Dr. Richard Rockefeller (1949-2014)

In Memoriam: Dr. Richard Rockefeller, Founding Member of Doctors Without Borders USA 

 
Dr. Rockefeller Critical to Launch of Medical Humanitarian Organization in the United States
 
Doctors Without Borders/Medecins Sans Frontieres (MSF) was deeply saddened to learn of the tragic death of Richard Rockefeller, Ed.M., M.D., who died on June 13, 2014, when the single-engine plane that he was piloting crashed outside of Westchester County Airport, and extends its deepest sympathies and condolences to his family. 
 
Through his vast philanthropic network, passionate public speaking on the right for access to medicines, and field assignments in Africa, South America, and Southeast Asia, Richard was instrumental to the founding of MSF in the United States. In this space, we share some of our memories of working with him over the years.  
 
In 1989, working with his father David Rockefeller, Richard helped MSF establish its roots in the United States by hosting a small start-up team at 30 Rockefeller Center, inside the offices of Rockefeller & Co.
 
Richard would spend the next 21 years on the Board of Advisors of MSF-USA, leveraging his credibility within the philanthropic community to garner the financial support that was so critical to ensuring MSF’s continued financial independence, which has been crucial to guaranteeing the organization’s operational independence in the field.
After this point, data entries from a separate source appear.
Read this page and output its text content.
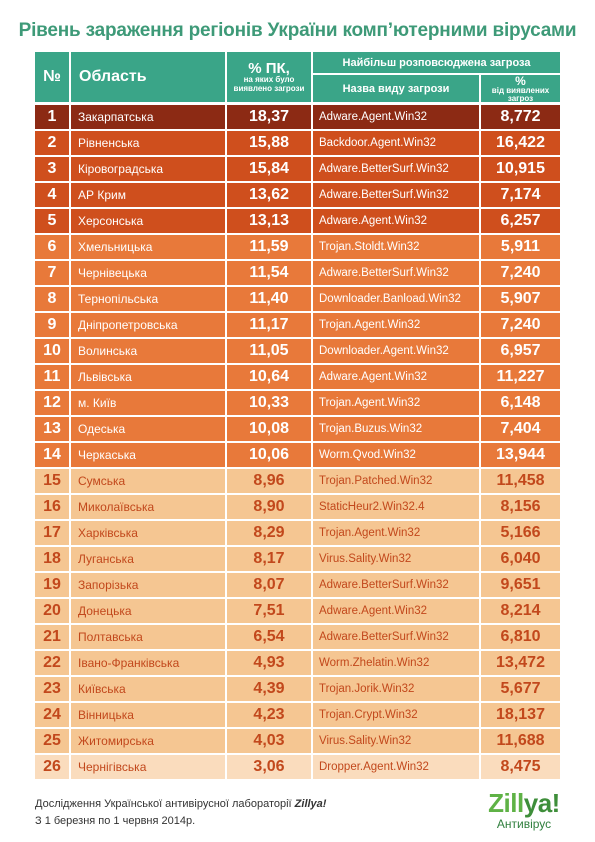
Рівень зараження регіонів України комп’ютерними вірусами
№	Область	% ПК,
на яких було виявлено загрози
Найбільш розповсюджена загроза
Назва виду загрози
%
від виявлених загроз
1	Закарпатська	18,37	Adware.Agent.Win32	8,772
2	Рівненська	15,88	Backdoor.Agent.Win32	16,422
3	Кіровоградська	15,84	Adware.BetterSurf.Win32	10,915
4	АР Крим	13,62	Adware.BetterSurf.Win32	7,174
5	Херсонська	13,13	Adware.Agent.Win32	6,257
6	Хмельницька	11,59	Trojan.Stoldt.Win32	5,911
7	Чернівецька	11,54	Adware.BetterSurf.Win32	7,240
8	Тернопільська	11,40	Downloader.Banload.Win32	5,907
9	Дніпропетровська	11,17	Trojan.Agent.Win32	7,240
10	Волинська	11,05	Downloader.Agent.Win32	6,957
11	Львівська	10,64	Adware.Agent.Win32	11,227
12	м. Київ	10,33	Trojan.Agent.Win32	6,148
13	Одеська	10,08	Trojan.Buzus.Win32	7,404
14	Черкаська	10,06	Worm.Qvod.Win32	13,944
15	Сумська	8,96	Trojan.Patched.Win32	11,458
16	Миколаївська	8,90	StaticHeur2.Win32.4	8,156
17	Харківська	8,29	Trojan.Agent.Win32	5,166
18	Луганська	8,17	Virus.Sality.Win32	6,040
19	Запорізька	8,07	Adware.BetterSurf.Win32	9,651
20	Донецька	7,51	Adware.Agent.Win32	8,214
21	Полтавська	6,54	Adware.BetterSurf.Win32	6,810
22	Івано-Франківська	4,93	Worm.Zhelatin.Win32	13,472
23	Київська	4,39	Trojan.Jorik.Win32	5,677
24	Вінницька	4,23	Trojan.Crypt.Win32	18,137
25	Житомирська	4,03	Virus.Sality.Win32	11,688
26	Чернігівська	3,06	Dropper.Agent.Win32	8,475
Дослідження Української антивірусної лабораторії Zillya!
З 1 березня по 1 червня 2014р.
Zillya!
Антивірус
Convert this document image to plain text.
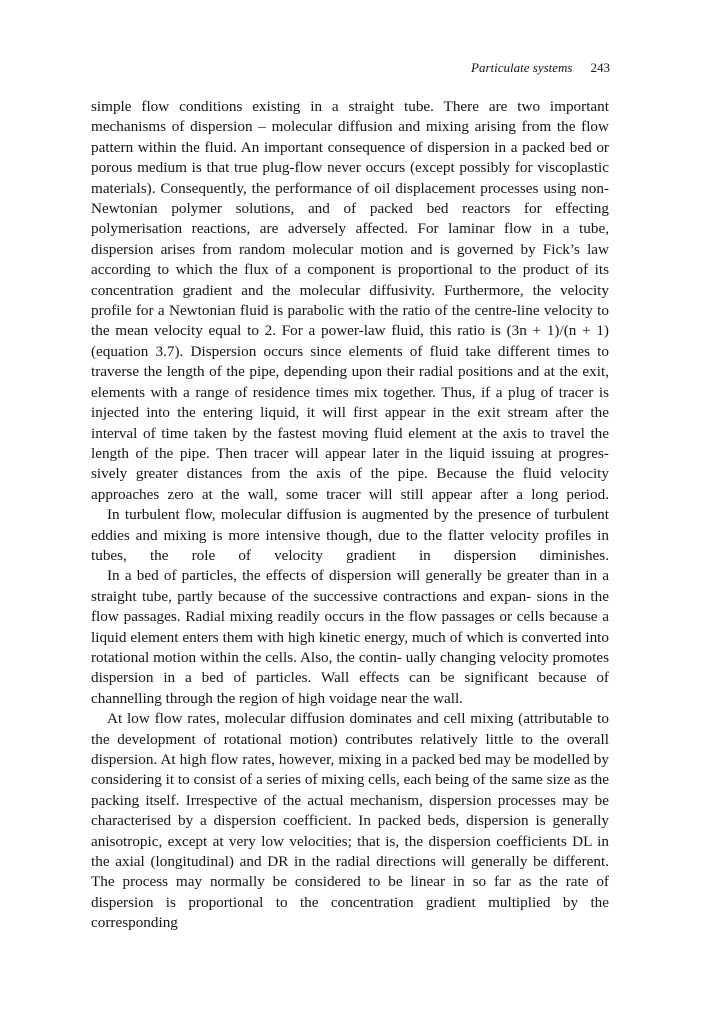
Particulate systems 243

simple flow conditions existing in a straight tube. There are two important mechanisms of dispersion – molecular diffusion and mixing arising from the flow pattern within the fluid. An important consequence of dispersion in a packed bed or porous medium is that true plug-flow never occurs (except possibly for viscoplastic materials). Consequently, the performance of oil displacement processes using non-Newtonian polymer solutions, and of packed bed reactors for effecting polymerisation reactions, are adversely affected. For laminar flow in a tube, dispersion arises from random molecular motion and is governed by Fick’s law according to which the flux of a component is proportional to the product of its concentration gradient and the molecular diffusivity. Furthermore, the velocity profile for a Newtonian fluid is parabolic with the ratio of the centre-line velocity to the mean velocity equal to 2. For a power-law fluid, this ratio is (3n + 1)/(n + 1) (equation 3.7). Dispersion occurs since elements of fluid take different times to traverse the length of the pipe, depending upon their radial positions and at the exit, elements with a range of residence times mix together. Thus, if a plug of tracer is injected into the entering liquid, it will first appear in the exit stream after the interval of time taken by the fastest moving fluid element at the axis to travel the length of the pipe. Then tracer will appear later in the liquid issuing at progres- sively greater distances from the axis of the pipe. Because the fluid velocity approaches zero at the wall, some tracer will still appear after a long period.

In turbulent flow, molecular diffusion is augmented by the presence of turbulent eddies and mixing is more intensive though, due to the flatter velocity profiles in tubes, the role of velocity gradient in dispersion diminishes.

In a bed of particles, the effects of dispersion will generally be greater than in a straight tube, partly because of the successive contractions and expan- sions in the flow passages. Radial mixing readily occurs in the flow passages or cells because a liquid element enters them with high kinetic energy, much of which is converted into rotational motion within the cells. Also, the contin- ually changing velocity promotes dispersion in a bed of particles. Wall effects can be significant because of channelling through the region of high voidage near the wall.

At low flow rates, molecular diffusion dominates and cell mixing (attributable to the development of rotational motion) contributes relatively little to the overall dispersion. At high flow rates, however, mixing in a packed bed may be modelled by considering it to consist of a series of mixing cells, each being of the same size as the packing itself. Irrespective of the actual mechanism, dispersion processes may be characterised by a dispersion coefficient. In packed beds, dispersion is generally anisotropic, except at very low velocities; that is, the dispersion coefficients DL in the axial (longitudinal) and DR in the radial directions will generally be different. The process may normally be considered to be linear in so far as the rate of dispersion is proportional to the concentration gradient multiplied by the corresponding
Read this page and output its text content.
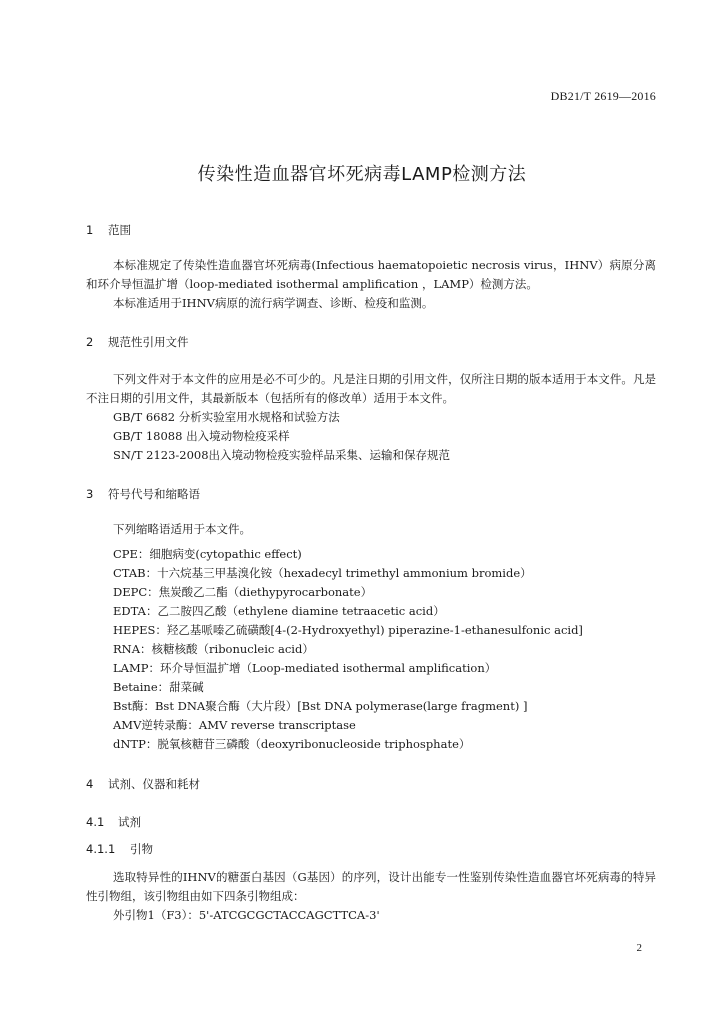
DB21/T 2619—2016
传染性造血器官坏死病毒LAMP检测方法
1 范围
本标准规定了传染性造血器官坏死病毒(Infectious haematopoietic necrosis virus，IHNV）病原分离和环介导恒温扩增（loop-mediated isothermal amplification ，LAMP）检测方法。
本标准适用于IHNV病原的流行病学调查、诊断、检疫和监测。
2 规范性引用文件
下列文件对于本文件的应用是必不可少的。凡是注日期的引用文件，仅所注日期的版本适用于本文件。凡是不注日期的引用文件，其最新版本（包括所有的修改单）适用于本文件。
GB/T 6682 分析实验室用水规格和试验方法
GB/T 18088 出入境动物检疫采样
SN/T 2123-2008出入境动物检疫实验样品采集、运输和保存规范
3 符号代号和缩略语
下列缩略语适用于本文件。
CPE：细胞病变(cytopathic effect)
CTAB：十六烷基三甲基溴化铵（hexadecyl trimethyl ammonium bromide）
DEPC：焦炭酸乙二酯（diethypyrocarbonate）
EDTA：乙二胺四乙酸（ethylene diamine tetraacetic acid）
HEPES：羟乙基哌嗪乙硫磺酸[4-(2-Hydroxyethyl) piperazine-1-ethanesulfonic acid]
RNA：核糖核酸（ribonucleic acid）
LAMP：环介导恒温扩增（Loop-mediated isothermal amplification）
Betaine：甜菜碱
Bst酶：Bst DNA聚合酶（大片段）[Bst DNA polymerase(large fragment) ]
AMV逆转录酶：AMV reverse transcriptase
dNTP：脱氧核糖苷三磷酸（deoxyribonucleoside triphosphate）
4 试剂、仪器和耗材
4.1 试剂
4.1.1 引物
选取特异性的IHNV的糖蛋白基因（G基因）的序列，设计出能专一性鉴别传染性造血器官坏死病毒的特异性引物组，该引物组由如下四条引物组成：
外引物1（F3）：5'-ATCGCGCTACCAGCTTCA-3'
2
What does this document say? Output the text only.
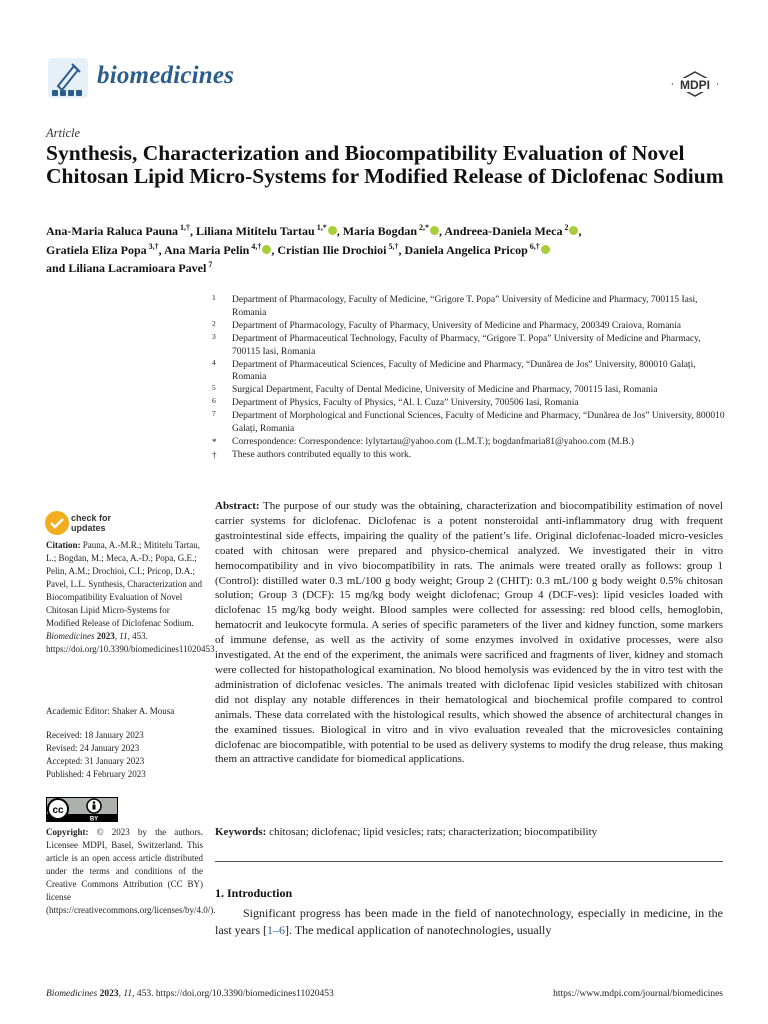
biomedicines	MDPI
Article
Synthesis, Characterization and Biocompatibility Evaluation of Novel Chitosan Lipid Micro-Systems for Modified Release of Diclofenac Sodium
Ana-Maria Raluca Pauna $^{1,\dagger}$, Liliana Mititelu Tartau $^{1,*}$ , Maria Bogdan $^{2,*}$ , Andreea-Daniela Meca $^2$ ,
Gratiela Eliza Popa $^{3,\dagger}$, Ana Maria Pelin $^{4,\dagger}$ , Cristian Ilie Drochioi $^{5,\dagger}$, Daniela Angelica Pricop $^{6,\dagger}$
and Liliana Lacramioara Pavel $^7$
1 Department of Pharmacology, Faculty of Medicine, “Grigore T. Popa” University of Medicine and Pharmacy, 700115 Iasi, Romania
2 Department of Pharmacology, Faculty of Pharmacy, University of Medicine and Pharmacy, 200349 Craiova, Romania
3 Department of Pharmaceutical Technology, Faculty of Pharmacy, “Grigore T. Popa” University of Medicine and Pharmacy, 700115 Iasi, Romania
4 Department of Pharmaceutical Sciences, Faculty of Medicine and Pharmacy, “Dunărea de Jos” University, 800010 Galați, Romania
5 Surgical Department, Faculty of Dental Medicine, University of Medicine and Pharmacy, 700115 Iasi, Romania
6 Department of Physics, Faculty of Physics, “Al. I. Cuza” University, 700506 Iasi, Romania
7 Department of Morphological and Functional Sciences, Faculty of Medicine and Pharmacy, “Dunărea de Jos” University, 800010 Galați, Romania
* Correspondence: Correspondence: lylytartau@yahoo.com (L.M.T.); bogdanfmaria81@yahoo.com (M.B.)
† These authors contributed equally to this work.
check for
updates
Citation: Pauna, A.-M.R.; Mititelu Tartau, L.; Bogdan, M.; Meca, A.-D.; Popa, G.E.; Pelin, A.M.; Drochioi, C.I.; Pricop, D.A.; Pavel, L.L. Synthesis, Characterization and Biocompatibility Evaluation of Novel Chitosan Lipid Micro-Systems for Modified Release of Diclofenac Sodium. Biomedicines 2023, 11, 453. https://doi.org/10.3390/biomedicines11020453
Academic Editor: Shaker A. Mousa
Received: 18 January 2023
Revised: 24 January 2023
Accepted: 31 January 2023
Published: 4 February 2023
cc
BY
Copyright: © 2023 by the authors. Licensee MDPI, Basel, Switzerland. This article is an open access article distributed under the terms and conditions of the Creative Commons Attribution (CC BY) license (https://creativecommons.org/licenses/by/4.0/).
Abstract: The purpose of our study was the obtaining, characterization and biocompatibility estimation of novel carrier systems for diclofenac. Diclofenac is a potent nonsteroidal anti-inflammatory drug with frequent gastrointestinal side effects, impairing the quality of the patient’s life. Original diclofenac-loaded micro-vesicles coated with chitosan were prepared and physico-chemical analyzed. We investigated their in vitro hemocompatibility and in vivo biocompatibility in rats. The animals were treated orally as follows: group 1 (Control): distilled water 0.3 mL/100 g body weight; Group 2 (CHIT): 0.3 mL/100 g body weight 0.5% chitosan solution; Group 3 (DCF): 15 mg/kg body weight diclofenac; Group 4 (DCF-ves): lipid vesicles loaded with diclofenac 15 mg/kg body weight. Blood samples were collected for assessing: red blood cells, hemoglobin, hematocrit and leukocyte formula. A series of specific parameters of the liver and kidney function, some markers of immune defense, as well as the activity of some enzymes involved in oxidative processes, were also investigated. At the end of the experiment, the animals were sacrificed and fragments of liver, kidney and stomach were collected for histopathological examination. No blood hemolysis was evidenced by the in vitro test with the administration of diclofenac vesicles. The animals treated with diclofenac lipid vesicles stabilized with chitosan did not display any notable differences in their hematological and biochemical profile compared to control animals. These data correlated with the histological results, which showed the absence of architectural changes in the examined tissues. Biological in vitro and in vivo evaluation revealed that the microvesicles containing diclofenac are biocompatible, with potential to be used as delivery systems to modify the drug release, thus making them an attractive candidate for biomedical applications.
Keywords: chitosan; diclofenac; lipid vesicles; rats; characterization; biocompatibility
1. Introduction
Significant progress has been made in the field of nanotechnology, especially in medicine, in the last years [1–6]. The medical application of nanotechnologies, usually
Biomedicines 2023, 11, 453. https://doi.org/10.3390/biomedicines11020453	https://www.mdpi.com/journal/biomedicines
While leading this advisory committee and visiting MSF programs abroad, including those in Cambodia, Malawi, Niger, Thailand, and Cambodia, Richard also worked as a field doctor in Peru in the 1990s and in northern Nigeria while a massive meningitis outbreak struck the country in 2009. 
 
“Richard gave so much of his life to support Doctors Without Borders,” said Dr. Deane Marchbein, MD, president of MSF-USA. “He made so many vital contributions that have helped Doctors Without Borders provide independent medical humanitarian assistance to millions of patients in over 70 countries. The entire Doctors Without Borders family extends its condolences to Richard’s family. We are devastated by his loss.” 
 
Richard regularly spoke out publicly against the lack of research and development for so-called neglected tropical diseases (NTDs). Upon his return from visiting MSF programs in Uganda in 2000 for treatment of the neglected disease African sleeping sickness, Dr. Rockefeller was diagnosed with chronic myelogenous leukaemia (CML), a rare and deadly form of cancer. A drug, imatinib mesylate , marketed by Novartis as Gleevec, saved his life but at an annual cost of $30,000.
 
In 2003, Richard wrote in a Boston Globe op-ed, “I am glad that a treatment was found to prolong my life, but at the same time I find it troubling to live in an age that privileges my life over others for no other reason except my (or rather, my insurance company’s) ability to pay. One shouldn’t have to be a Rockefeller to have access to life-saving medicines.”
 
Later that year, speaking to policymakers, researchers, and doctors at an MSF conference announcing the creation of the Drugs for Neglected Diseases initiative (DNDi) in New York, he said: “It's just not acceptable now in a world of global commerce, global communication, global travel, to have 14 million people dying each year of potentially treatable communicable diseases, and we in the West are paying $30,000 for a treatment to keep me alive and nobody is making enough noise about it.”
 
He would later call on Novartis to drop a case launched by the company against the Indian government’s refusal to issue a patent for imatinib mesylate. In the case, Novartis challenged the legality of India’s patent law, which was vital to ensuring the production of affordable generic antiretroviral (ARV) medicines that are critical to the treatment of millions of HIV/AIDS patients worldwide. Novartis eventually lost the case before the Indian Supreme Court, preserving the patent law.   
 
In an op-ed published by the Times of India at the time of the case, Richard wrote, “Like me, without treatment, many of the people I met most likely would have been dead. And without a generic source of ARVs, only dozens would have been treated, not thousands. Even as millions around the world still have no access to treatment, these fortunate few are put at risk by Novartis's legal attack in India.” 
 
While Richard stepped down as chair of the Board of Advisors in 2010, he remained an honorary member and trusted advisor of MSF-USA.
 
“Richard was so committed to the principles of Doctors Without Borders – the belief that everyone had the right to access medical care regardless of their religion, race, ethnicity, income level, or any other consideration,” said Victoria Bjorklund, Esq, a retired partner at Simpson Thacher Bartlett LLP, another one of the founding volunteers, who helped establish MSF-USA’s non-profit status. “He was absolutely critical to sharing those principles with a wide array of supporters at a time when the organization was not well known in the US. He will be sorely missed.”